Tina nodded. “Tradewinds. The shipping company. He runs it, you know.”

No, actually, Mick hadn’t known. She’d thought her thief was just that, period. But she definitely wanted to know more.

“Usually he gets back around five. But with you here, I’d say there was a good chance he’ll be home earlier.” The amusement in Tina’s voice told Mick that the other woman had no doubt about the state of Mick’s relationship with Jason. Well, she
was
naked in his bed. How much could anyone misinterpret that?

“Wait,” Mick said. Tina was already turning away from the door. “Are you busy? Maybe we could have a cup of coffee.”

“Sure. You get dressed, and I’ll make it.”

Tina vanished. As Mick swung her legs over the side of the bed and faced a momentarily daunting dilemma—all her belongings were in the second bedroom, clear on the other side of the house—she heard Tina moving around in the kitchen. Luckily, the towel Mick had been wearing earlier was on the floor. Picking it up, wrapping it around herself, she went into the bathroom, which, like the rest of the place, was gorgeous. Some minutes later, with her face washed, her teeth brushed (courtesy of a new toothbrush in the medicine cabinet), and her hair brushed as well, wearing a white toweling bathrobe she had found hanging on a hook inside the door that she presumed was Jason’s and was way too big for her, she made her way to the kitchen.

“Coffee?” was how Tina greeted her. The smell was already filling the air, and Mick nodded appreciatively before sliding onto a stool at the breakfast bar. Immediately she spotted Iggy, looking like a minidragon, with his spikes and warts and long, pointed tail. This morning he was hunkered down on the kitchen floor, placidly munching chunks of what looked like apple out of a red pottery bowl. He paid not the least attention to her, and since Tina seemed perfectly fine with an iguana at her feet, Mick decided that the only thing to do was pretend he was a cat and quit worrying about him. She transferred her gaze to Tina, who was wearing pink Bermuda shorts and a floaty, multicolored top that had iridescent threads and made Mick think of butterfly wings. Her blond hair was twisted up, and her earrings were sparkly glass chandeliers that caught the light like prisms. And light there was, in abundance. The glass wall made the living area as bright as the day outside; sunlight sparkled everywhere. The lawn, the beach, the bay—the view could have graced a postcard. As Tina poured coffee and set it in front of her, Mick saw that the other woman had been busy making, if she had to judge from the ingredients on the countertop, chicken salad.

“I went ahead and made lunch, too,” Tina added. “Chicken salad. I
hope you like it?” Mick answered affirmatively, and Tina turned back to what she was doing. “It beats Jason’s favorite, which is bologna. Probably because all you have to do is slap packaged meat between bread and eat.”

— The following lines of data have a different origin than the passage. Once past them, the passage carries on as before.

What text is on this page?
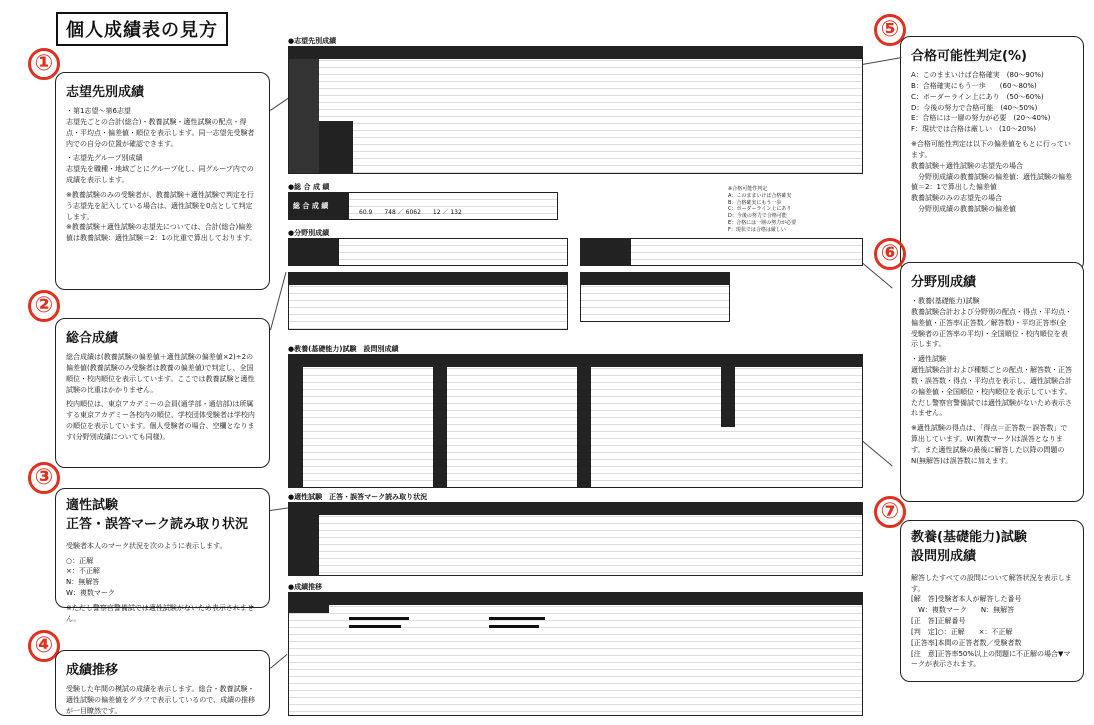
個人成績表の見方
①
志望先別成績

・第1志望～第6志望
志望先ごとの合計(総合)・教養試験・適性試験の配点・得点・平均点・偏差値・順位を表示します。同一志望先受験者内での自分の位置が確認できます。

・志望先グループ別成績
志望先を職種・地域ごとにグループ化し、同グループ内での成績を表示します。

※教養試験のみの受験者が、教養試験＋適性試験で判定を行う志望先を記入している場合は、適性試験を0点として判定します。
※教養試験＋適性試験の志望先については、合計(総合)偏差値は教養試験：適性試験＝2：1の比重で算出しております。

②
総合成績

総合成績は(教養試験の偏差値＋適性試験の偏差値×2)÷2の偏差値(教養試験のみ受験者は教養の偏差値)で判定し、全国順位・校内順位を表示しています。ここでは教養試験と適性試験の比重はかかりません。

校内順位は、東京アカデミーの会員(通学部・通信部)は所属する東京アカデミー各校内の順位、学校団体受験者は学校内の順位を表示しています。個人受験者の場合、空欄となります(分野別成績についても同様)。

③
適性試験
正答・誤答マーク読み取り状況

受験者本人のマーク状況を次のように表示します。

○：正解
×：不正解
N：無解答
W：複数マーク

※ただし警察官警備試では適性試験がないため表示されません。

④
成績推移

受験した年間の模試の成績を表示します。総合・教養試験・適性試験の偏差値をグラフで表示しているので、成績の推移が一目瞭然です。

⑤
合格可能性判定(%)

A：このままいけば合格確実　(80～90%)
B：合格確実にもう一歩　　(60～80%)
C：ボーダーライン上にあり　(50～60%)
D：今後の努力で合格可能　(40～50%)
E：合格には一層の努力が必要　(20～40%)
F：現状では合格は厳しい　(10～20%)

※合格可能性判定は以下の偏差値をもとに行っています。
教養試験＋適性試験の志望先の場合
　分野別成績の教養試験の偏差値：適性試験の偏差値＝2：1で算出した偏差値
教養試験のみの志望先の場合
　分野別成績の教養試験の偏差値

⑥
分野別成績

・教養(基礎能力)試験
教養試験合計および分野別の配点・得点・平均点・偏差値・正答率(正答数／解答数)・平均正答率(全受験者の正答率の平均)・全国順位・校内順位を表示します。

・適性試験
適性試験合計および種類ごとの配点・解答数・正答数・誤答数・得点・平均点を表示し、適性試験合計の偏差値・全国順位・校内順位を表示しています。ただし警察官警備試では適性試験がないため表示されません。

※適性試験の得点は、「得点＝正答数－誤答数」で算出しています。W(複数マーク)は誤答となります。また適性試験の最後に解答した以降の問題のN(無解答)は誤答数に加えます。

⑦
教養(基礎能力)試験
設問別成績

解答したすべての設問について解答状況を表示します。
[解　答]受験者本人が解答した番号
　W：複数マーク　　N：無解答
[正　答]正解番号
[判　定]○：正解　　×：不正解
[正答率]本間の正答者数／受験者数
[注　意]正答率50%以上の問題に不正解の場合▼マークが表示されます。

●志望先別成績
●総 合 成 績
総 合 成 績
60.9　　748 ／ 6062　　12 ／ 132
※合格可能性判定
A：このままいけば合格確実
B：合格確実にもう一歩
C：ボーダーライン上にあり
D：今後の努力で合格可能
E：合格には一層の努力が必要
F：現状では合格は厳しい
●分野別成績
●教養(基礎能力)試験　設問別成績
●適性試験　正答・誤答マーク読み取り状況
●成績推移
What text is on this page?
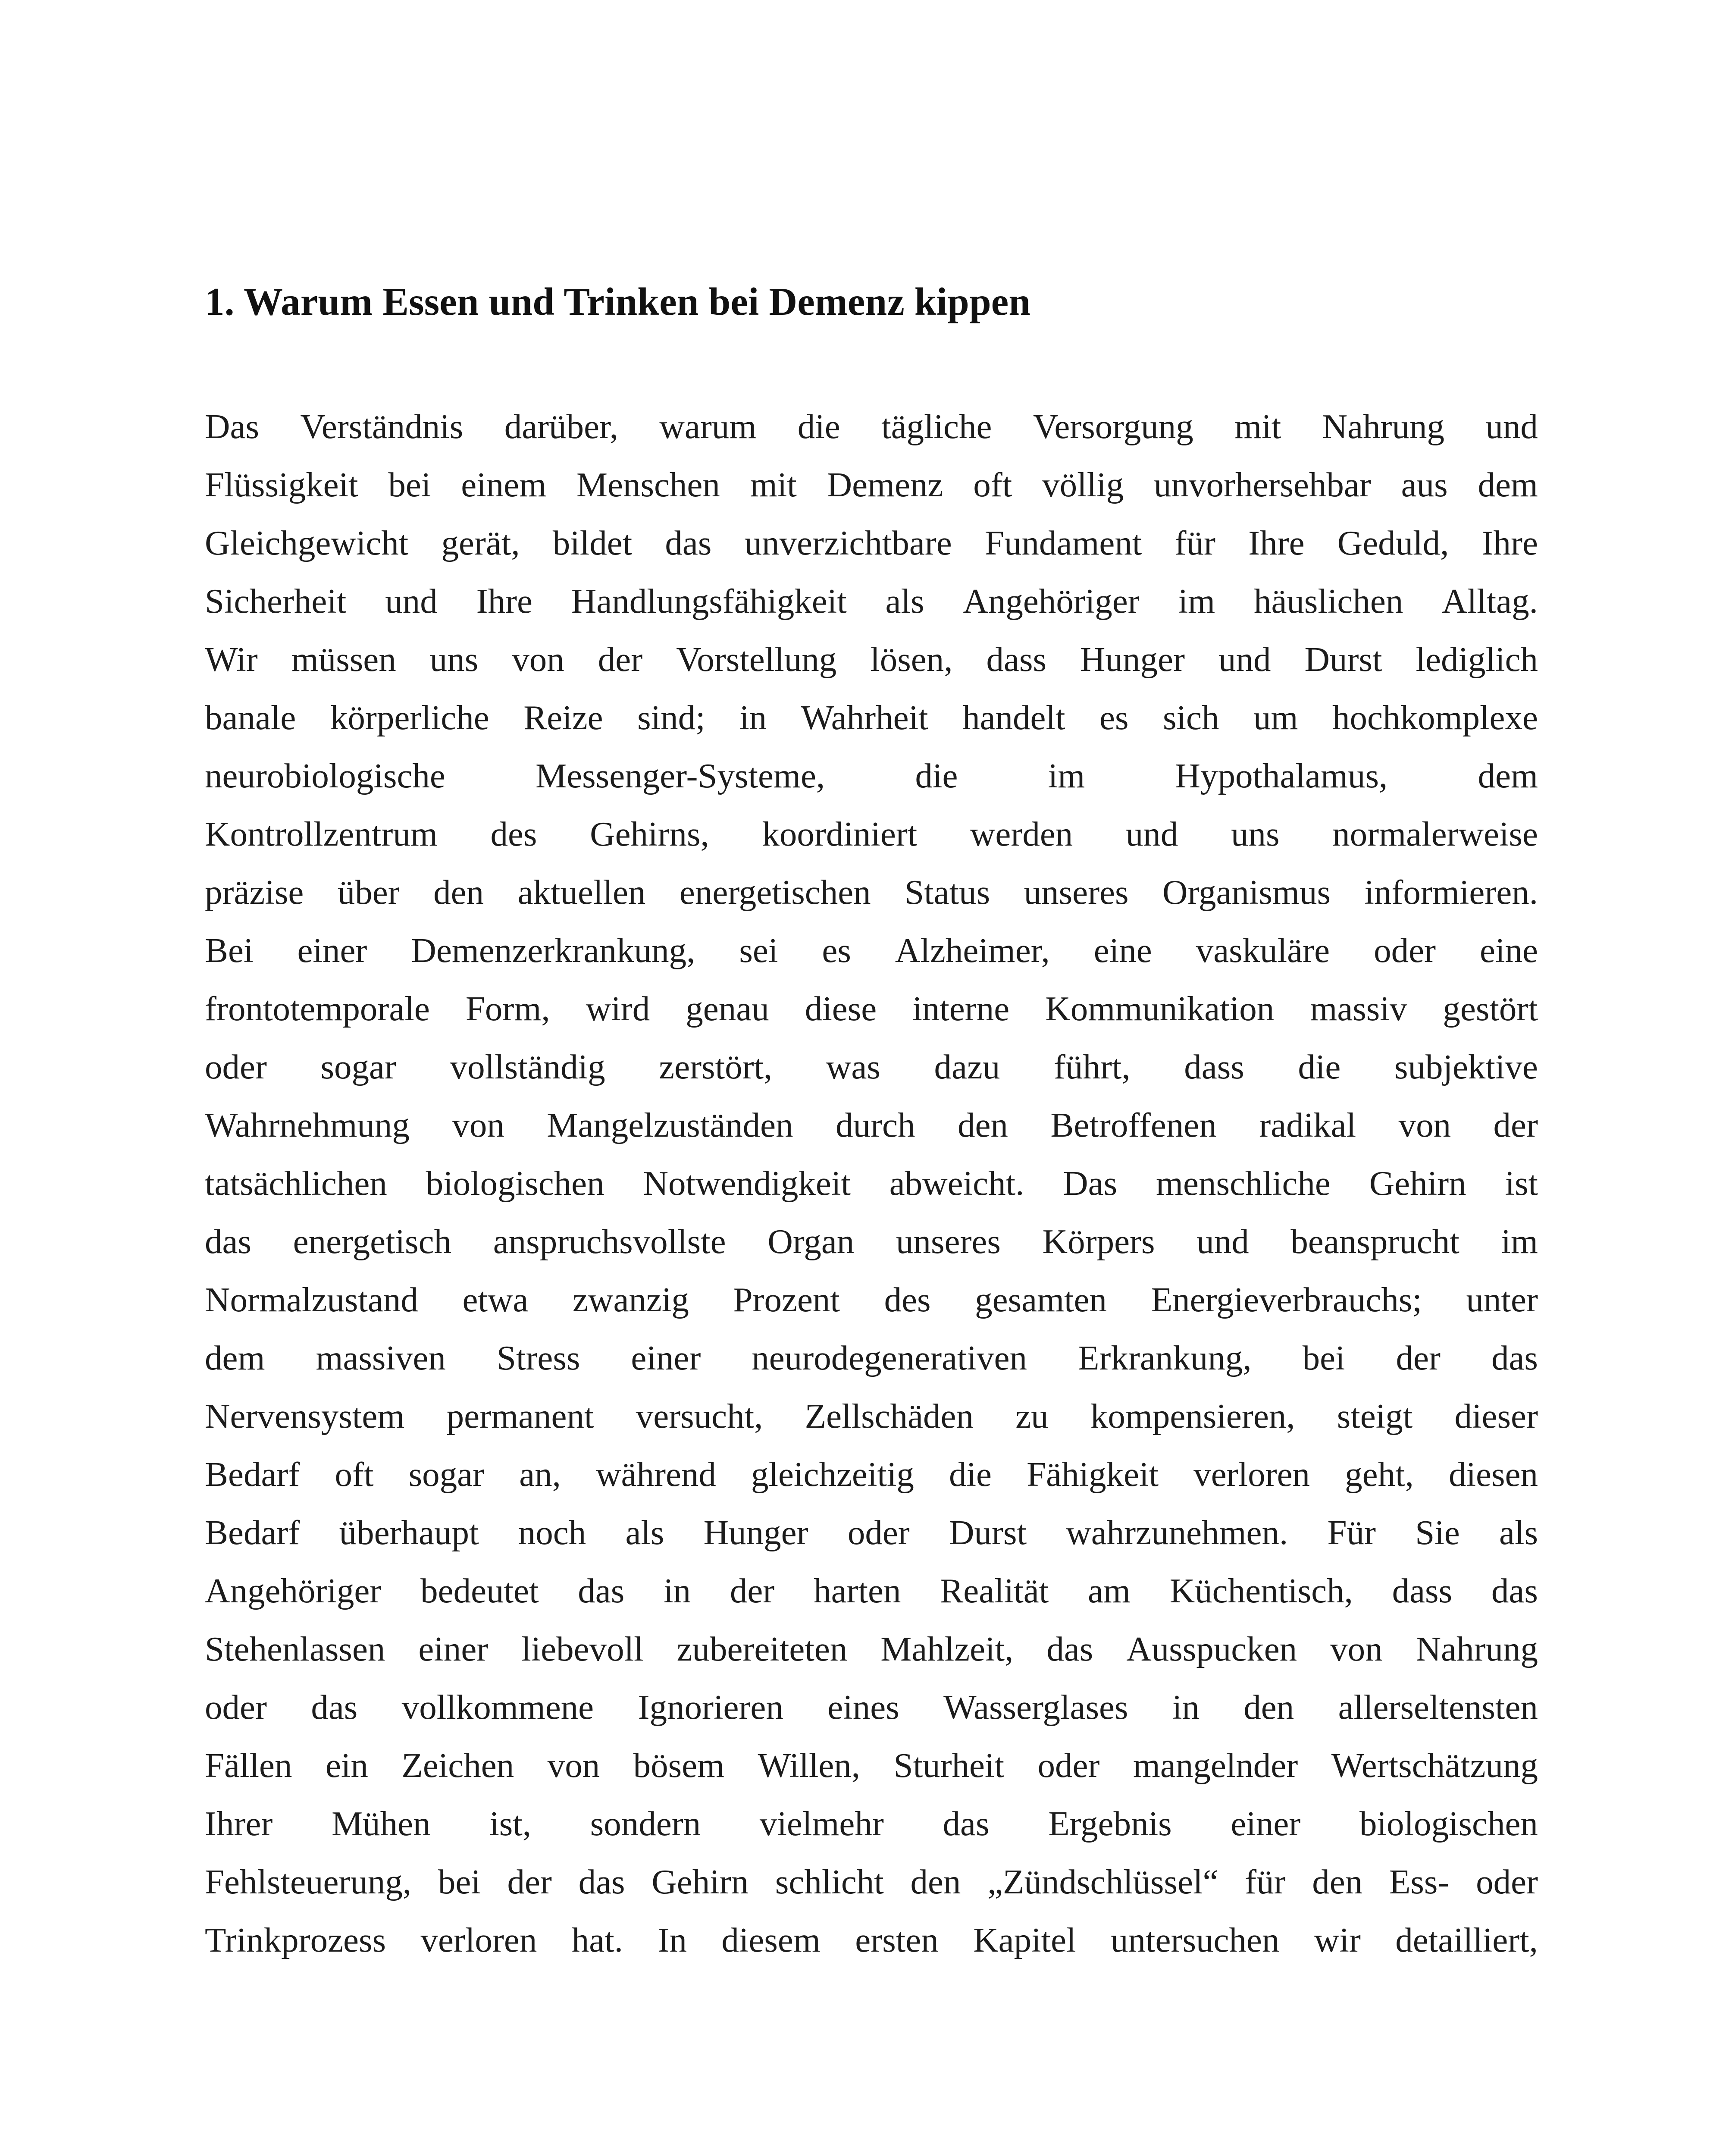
1. Warum Essen und Trinken bei Demenz kippen

Das Verständnis darüber, warum die tägliche Versorgung mit Nahrung und
Flüssigkeit bei einem Menschen mit Demenz oft völlig unvorhersehbar aus dem
Gleichgewicht gerät, bildet das unverzichtbare Fundament für Ihre Geduld, Ihre
Sicherheit und Ihre Handlungsfähigkeit als Angehöriger im häuslichen Alltag.
Wir müssen uns von der Vorstellung lösen, dass Hunger und Durst lediglich
banale körperliche Reize sind; in Wahrheit handelt es sich um hochkomplexe
neurobiologische	Messenger-Systeme,	die	im	Hypothalamus,	dem
Kontrollzentrum des Gehirns, koordiniert werden und uns normalerweise
präzise über den aktuellen energetischen Status unseres Organismus informieren.
Bei einer Demenzerkrankung, sei es Alzheimer, eine vaskuläre oder eine
frontotemporale Form, wird genau diese interne Kommunikation massiv gestört
oder sogar vollständig zerstört, was dazu führt, dass die subjektive
Wahrnehmung von Mangelzuständen durch den Betroffenen radikal von der
tatsächlichen biologischen Notwendigkeit abweicht. Das menschliche Gehirn ist
das energetisch anspruchsvollste Organ unseres Körpers und beansprucht im
Normalzustand etwa zwanzig Prozent des gesamten Energieverbrauchs; unter
dem massiven Stress einer neurodegenerativen Erkrankung, bei der das
Nervensystem permanent versucht, Zellschäden zu kompensieren, steigt dieser
Bedarf oft sogar an, während gleichzeitig die Fähigkeit verloren geht, diesen
Bedarf überhaupt noch als Hunger oder Durst wahrzunehmen. Für Sie als
Angehöriger bedeutet das in der harten Realität am Küchentisch, dass das
Stehenlassen einer liebevoll zubereiteten Mahlzeit, das Ausspucken von Nahrung
oder das vollkommene Ignorieren eines Wasserglases in den allerseltensten
Fällen ein Zeichen von bösem Willen, Sturheit oder mangelnder Wertschätzung
Ihrer Mühen ist, sondern vielmehr das Ergebnis einer biologischen
Fehlsteuerung, bei der das Gehirn schlicht den „Zündschlüssel“ für den Ess- oder
Trinkprozess verloren hat. In diesem ersten Kapitel untersuchen wir detailliert,
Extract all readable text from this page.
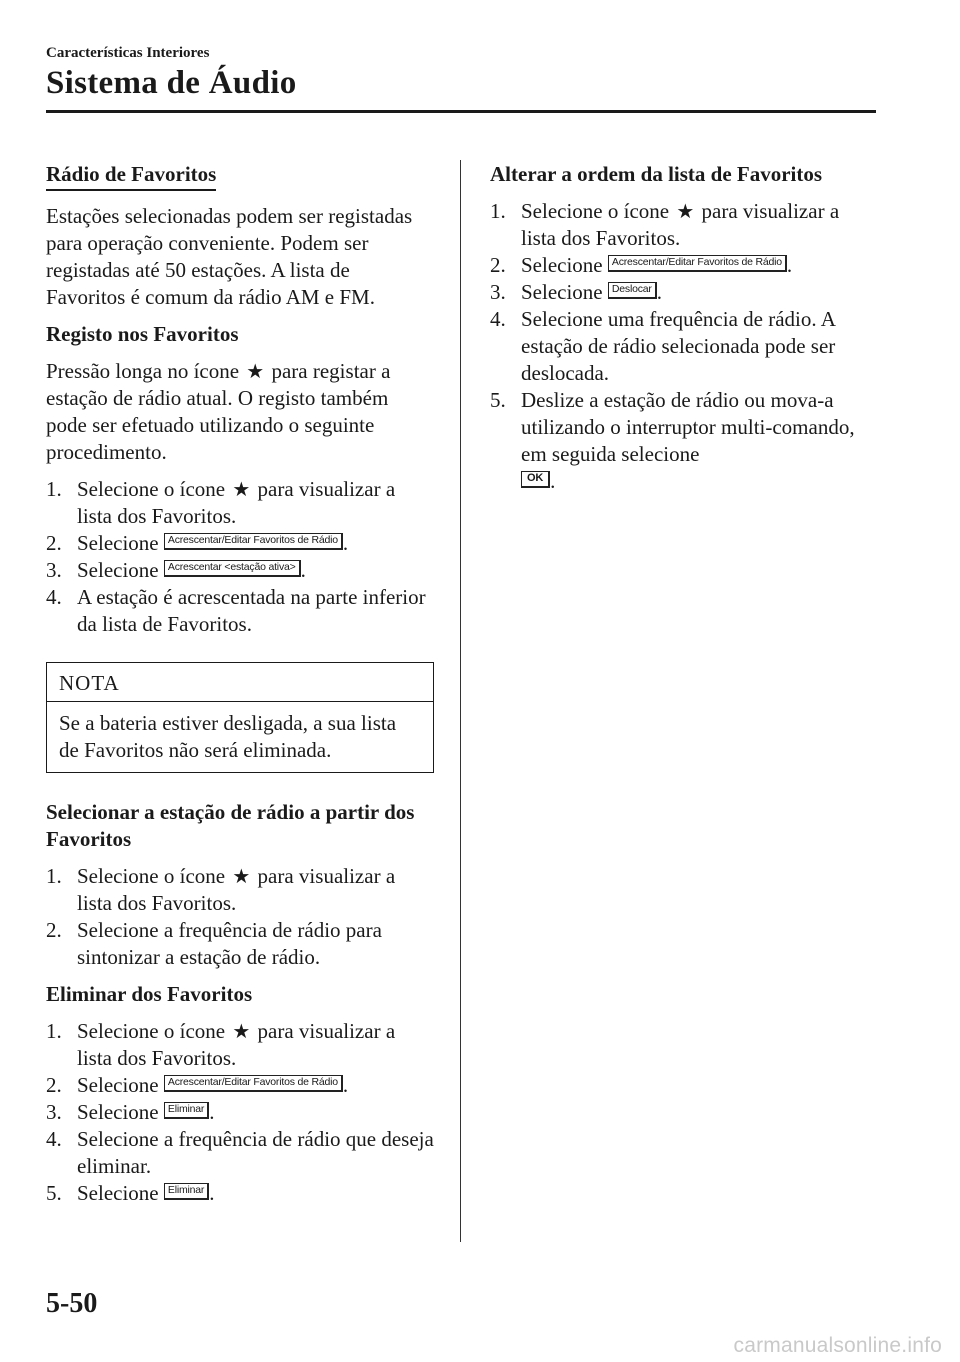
Características Interiores
Sistema de Áudio
Rádio de Favoritos

Estações selecionadas podem ser registadas para operação conveniente. Podem ser registadas até 50 estações. A lista de Favoritos é comum da rádio AM e FM.

Registo nos Favoritos

Pressão longa no ícone ★ para registar a estação de rádio atual. O registo também pode ser efetuado utilizando o seguinte procedimento.

1. Selecione o ícone ★ para visualizar a lista dos Favoritos.
2. Selecione Acrescentar/Editar Favoritos de Rádio .
3. Selecione Acrescentar <estação ativa> .
4. A estação é acrescentada na parte inferior da lista de Favoritos.
NOTA
Se a bateria estiver desligada, a sua lista de Favoritos não será eliminada.
Selecionar a estação de rádio a partir dos Favoritos
1. Selecione o ícone ★ para visualizar a lista dos Favoritos.
2. Selecione a frequência de rádio para sintonizar a estação de rádio.
Eliminar dos Favoritos
1. Selecione o ícone ★ para visualizar a lista dos Favoritos.
2. Selecione Acrescentar/Editar Favoritos de Rádio .
3. Selecione Eliminar .
4. Selecione a frequência de rádio que deseja eliminar.
5. Selecione Eliminar .
Alterar a ordem da lista de Favoritos
1. Selecione o ícone ★ para visualizar a lista dos Favoritos.
2. Selecione Acrescentar/Editar Favoritos de Rádio .
3. Selecione Deslocar .
4. Selecione uma frequência de rádio. A estação de rádio selecionada pode ser deslocada.
5. Deslize a estação de rádio ou mova-a utilizando o interruptor multi-comando, em seguida selecione
OK .
5-50
carmanualsonline.info
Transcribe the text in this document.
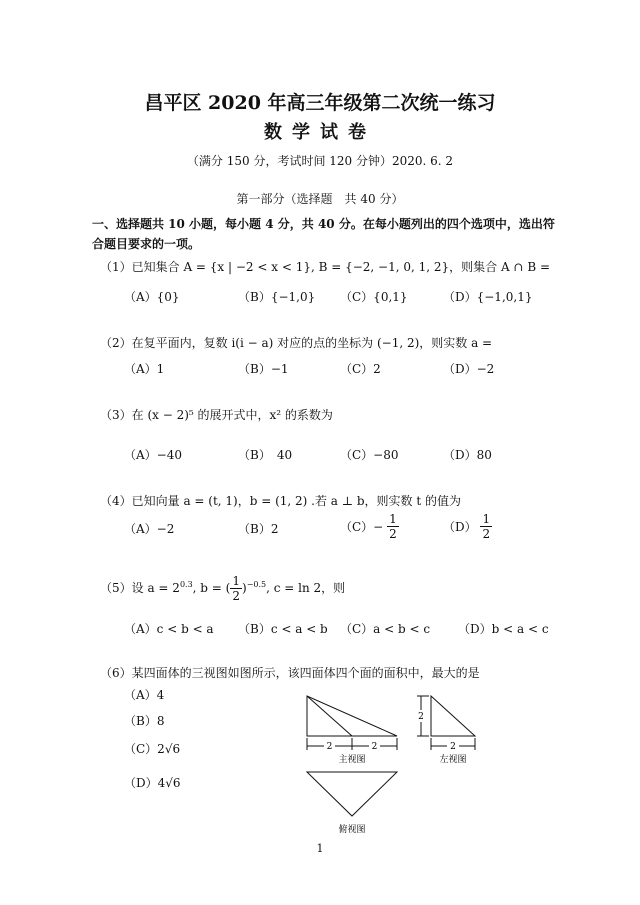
昌平区 2020 年高三年级第二次统一练习
数学试卷
（满分 150 分，考试时间 120 分钟）2020. 6. 2
第一部分（选择题　共 40 分）
一、选择题共 10 小题，每小题 4 分，共 40 分。在每小题列出的四个选项中，选出符合题目要求的一项。
（1）已知集合 A = {x | −2 < x < 1}, B = {−2, −1, 0, 1, 2}，则集合 A ∩ B =
（A）{0}	（B）{−1,0} （C）{0,1}	（D）{−1,0,1}
（2）在复平面内，复数 i(i − a) 对应的点的坐标为 (−1, 2)，则实数 a =
（A）1	（B）−1	（C）2	（D）−2
（3）在 (x − 2)⁵ 的展开式中，x² 的系数为
（A）−40	（B）　40	（C）−80	（D）80
（4）已知向量 a = (t, 1)，b = (1, 2) .若 a ⊥ b，则实数 t 的值为
（A）−2	（B）2	$(C)- \frac{1}{2}$	$(D) \frac{1}{2}$
（5）设 $a = 2^{0.3}$, b = ( $\frac{1}{2} )^{-0.5}$, c = ln 2，则
（A）c < b < a （B）c < a < b （C）a < b < c （D）b < a < c
（6）某四面体的三视图如图所示，该四面体四个面的面积中，最大的是
（A）4
（B）8
（C）2√6
（D）4√6
2	2
主视图
2
2
左视图
俯视图
1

Both of them laughed. Mick took an appreciative sip of coffee. It was really good, and she felt really good. Rested, restored and … happy. When she contemplated the undoubted reason why she was feeling so good, warmth radiated inside her like her own little personal sun. All she had to do was glance out the window at that beach, and she started glowing all over again.

“So Jason runs a shipping company?” Mick asked as she took another sip of coffee and Tina set a plate that included a sandwich and some kind of fruit salad in front of her. She was dying to know more, but she wanted to be delicate about it. The last thing she wanted was for Tina to think she was trying to pump her for information, even if she was.